Sur la trace des Amérindiens
Après avoir passé 6 étés à Minogami, j’ai suffisamment de bonnes histoires en mémoire pour en faire un petit recueil. Cependant, si on me demande de raconter l’aventure la plus folle que j’ai vécue, un épisode bien spécial me vient immédiatement en tête. Le voici!
C’était en 2015. J’étais alors moniteur-pionnier sur le trajet « Matawin-Vermillon ». La première moitié de l’expédition s’était passée sans pépins, si bien que nous avions atteint notre site de ravitaillement un jour à l’avance. Ne voulant pas perdre cette journée inutilement, j’avais eu l’idée d’aller faire quelques travaux de défrichage en prévision de la suite.
En effet, la journée suivant le ravitaillement comportait cinq différents portages. Ces derniers étaient réputés pour être difficiles. Ainsi, je souhaitais couper quelques branches particulièrement nuisibles à l’aide de ma hache. Ça nous serait utile, de même qu’aux autres groupes qui passeraient plus tard.
J’en avais donc parlé à mon coéquipier (le légendaire Florent Deschênes) et nous avions décidé que j’irais faire le bucheron avec deux campeurs. Évidemment, la majorité des gars préféraient prendre une journée de repos sur la plage du Lac Cousacouta plutôt qu’aller débroussailler des sentiers de portage.
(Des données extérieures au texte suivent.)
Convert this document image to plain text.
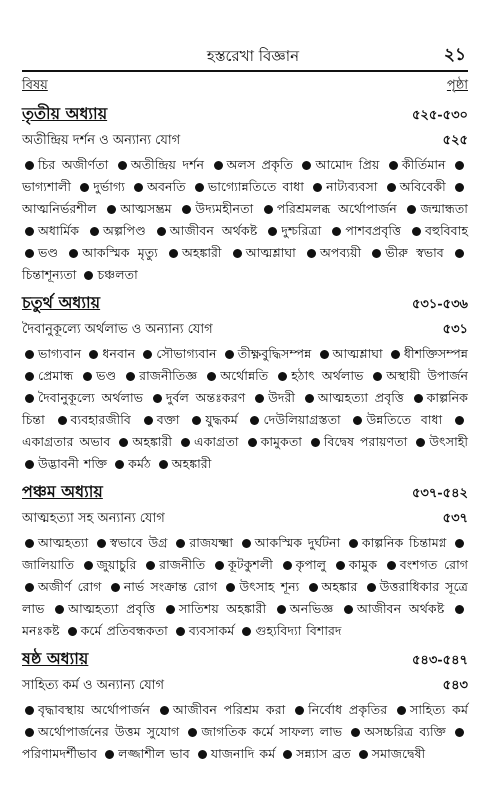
হস্তরেখা বিজ্ঞান	২১
বিষয়	পৃষ্ঠা
তৃতীয় অধ্যায়	৫২৫-৫৩০
অতীন্দ্রিয় দর্শন ও অন্যান্য যোগ	৫২৫
চির অজীর্ণতা অতীন্দ্রিয় দর্শন অলস প্রকৃতি আমোদ প্রিয় কীর্তিমান ভাগ্যশালী দুর্ভাগ্য অবনতি ভাগ্যোন্নতিতে বাধা নাট্যব্যবসা অবিবেকী আত্মনির্ভরশীল আত্মসম্ভ্রম উদ্যমহীনতা পরিশ্রমলব্ধ অর্থোপার্জন জন্মান্ধতা অধার্মিক অল্পপিণ্ড আজীবন অর্থকষ্ট দুশ্চরিত্রা পাশবপ্রবৃত্তি বহুবিবাহ ভণ্ড আকস্মিক মৃত্যু অহঙ্কারী আত্মশ্লাঘা অপব্যয়ী ভীরু স্বভাব চিন্তাশূন্যতা চঞ্চলতা
চতুর্থ অধ্যায়	৫৩১-৫৩৬
দৈবানুকূল্যে অর্থলাভ ও অন্যান্য যোগ	৫৩১
ভাগ্যবান ধনবান সৌভাগ্যবান তীক্ষ্ণবুদ্ধিসম্পন্ন আত্মশ্লাঘা ধীশক্তিসম্পন্ন প্রেমান্ধ ভণ্ড রাজনীতিজ্ঞ অর্থোন্নতি হঠাৎ অর্থলাভ অস্থায়ী উপার্জন দৈবানুকূল্যে অর্থলাভ দুর্বল অন্তঃকরণ উদরী আত্মহত্যা প্রবৃত্তি কাল্পনিক চিন্তা ব্যবহারজীবি বক্তা যুদ্ধকর্ম দেউলিয়াগ্রস্ততা উন্নতিতে বাধা একাগ্রতার অভাব অহঙ্কারী একাগ্রতা কামুকতা বিদ্বেষ পরায়ণতা উৎসাহী উদ্ভাবনী শক্তি কর্মঠ অহঙ্কারী
পঞ্চম অধ্যায়	৫৩৭-৫৪২
আত্মহত্যা সহ অন্যান্য যোগ	৫৩৭
আত্মহত্যা স্বভাবে উগ্র রাজযক্ষ্মা আকস্মিক দুর্ঘটনা কাল্পনিক চিন্তামগ্ন জালিয়াতি জুয়াচুরি রাজনীতি কূটকুশলী কৃপালু কামুক বংশগত রোগ অজীর্ণ রোগ নার্ভ সংক্রান্ত রোগ উৎসাহ শূন্য অহঙ্কার উত্তরাধিকার সূত্রে লাভ আত্মহত্যা প্রবৃত্তি সাতিশয় অহঙ্কারী অনভিজ্ঞ আজীবন অর্থকষ্ট মনঃকষ্ট কর্মে প্রতিবন্ধকতা ব্যবসাকর্ম গুহ্যবিদ্যা বিশারদ
ষষ্ঠ অধ্যায়	৫৪৩-৫৪৭
সাহিত্য কর্ম ও অন্যান্য যোগ	৫৪৩
বৃদ্ধাবস্থায় অর্থোপার্জন আজীবন পরিশ্রম করা নির্বোধ প্রকৃতির সাহিত্য কর্ম অর্থোপার্জনের উত্তম সুযোগ জাগতিক কর্মে সাফল্য লাভ অসচ্চরিত্র ব্যক্তি পরিণামদর্শীভাব লজ্জাশীল ভাব যাজনাদি কর্ম সন্ন্যাস ব্রত সমাজদ্বেষী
Malgré tout, deux volontaires s’étaient levés : Marc-Olivier Derouin et Arthur Genest-Ouellet. (Encore merci les boys!)
Nous étions partis au petit matin et toute la journée nous avions vaillamment défriché les sentiers. Vers 3 h de l’après-midi, nous étions exténués : il était temps de rentrer. On fit donc demi-tour et on commença à remonter la rivière. C’est ici que survient l’incroyable évènement!
Sorti de nulle part, un hélicoptère vint survoler la rivière à quelques mètres à peine de notre canot, créant des vagues circulaires à la surface de l’eau. Puis, effectuant un virage à 180 degrés, l’engin se posa dans les herbes hautes sur le rivage.
Qu’est-ce que se passait? Que nous voulaient ces gens? Étaient-ils là pour nous porter assistance? Intrigué, je dis aux gars qu’on devait aller voir ça de plus prêt.
* Ça, c’est ÉPIQUE, répondit Marc-Olivier les yeux ronds.
Après, avoir rejoint la rive, on sortit du canot et on s’avança vers les inconnus qui sortaient tranquillement du matériel de l’hélico. Ils nous regardaient avec les mêmes yeux étranges que les nôtres, l’air de se dire : « qu’est-ce que vous faites ici » ? La discussion qui s’ensuit fut très intéressante!
Il s’agissait d’une équipe d’archéologues québécois qui effectuait des recherches sur un ancien campement amérindien vieux de plus de 1000 ans! Ils nous expliquèrent que ce site renfermait des artefacts permettant de prouver que jadis les Amérindiens portageaient leurs canots pour contourner les mêmes rapides infranchissables que nous devions encore éviter.
De notre côté, on leur apprit qu’un sentier de portage existait toujours, situé un peu plus loin. On ajouta que celui-ci était entretenu par les groupes de Minogami. Les archéologues furent fascinés par cette information. Ils n’en revenaient pas que de jeunes aventuriers revivent les épreuves du passé, utilisant un sentier presque identique à celui qui devait exister des milliers d’années auparavant. Pour eux, c’était un indice supplémentaire que ces parages étaient autrefois été fréquentés par des Amérindiens voyageant sur la rivière.
Cette rencontre inusitée se poursuivit pendant de longues minutes, jusqu’à ce qu’il soit l’heure de rentrer pour ne pas inquiéter le reste du groupe. À notre retour au campement, on raconta cette péripétie aux autres qui avaient du mal à nous croire.
Pourtant, deux jours plus tard, lorsque nous repassions, les archéologues étaient toujours là. Ils nous firent même un exposé sur leurs recherches. Ce fut un cours d’archéologie très excitant où ils nous montrèrent ce qu’ils avaient trouvé : des éclats de roche principalement…
Quand je repense à cet épisode, je me dis que les expéditions que nous avons la chance de vivre à Minogami nous amènent sur les traces des Amérindiens. Ça ajoute un petit « je-ne-sais-quoi » à la beauté de nos aventures.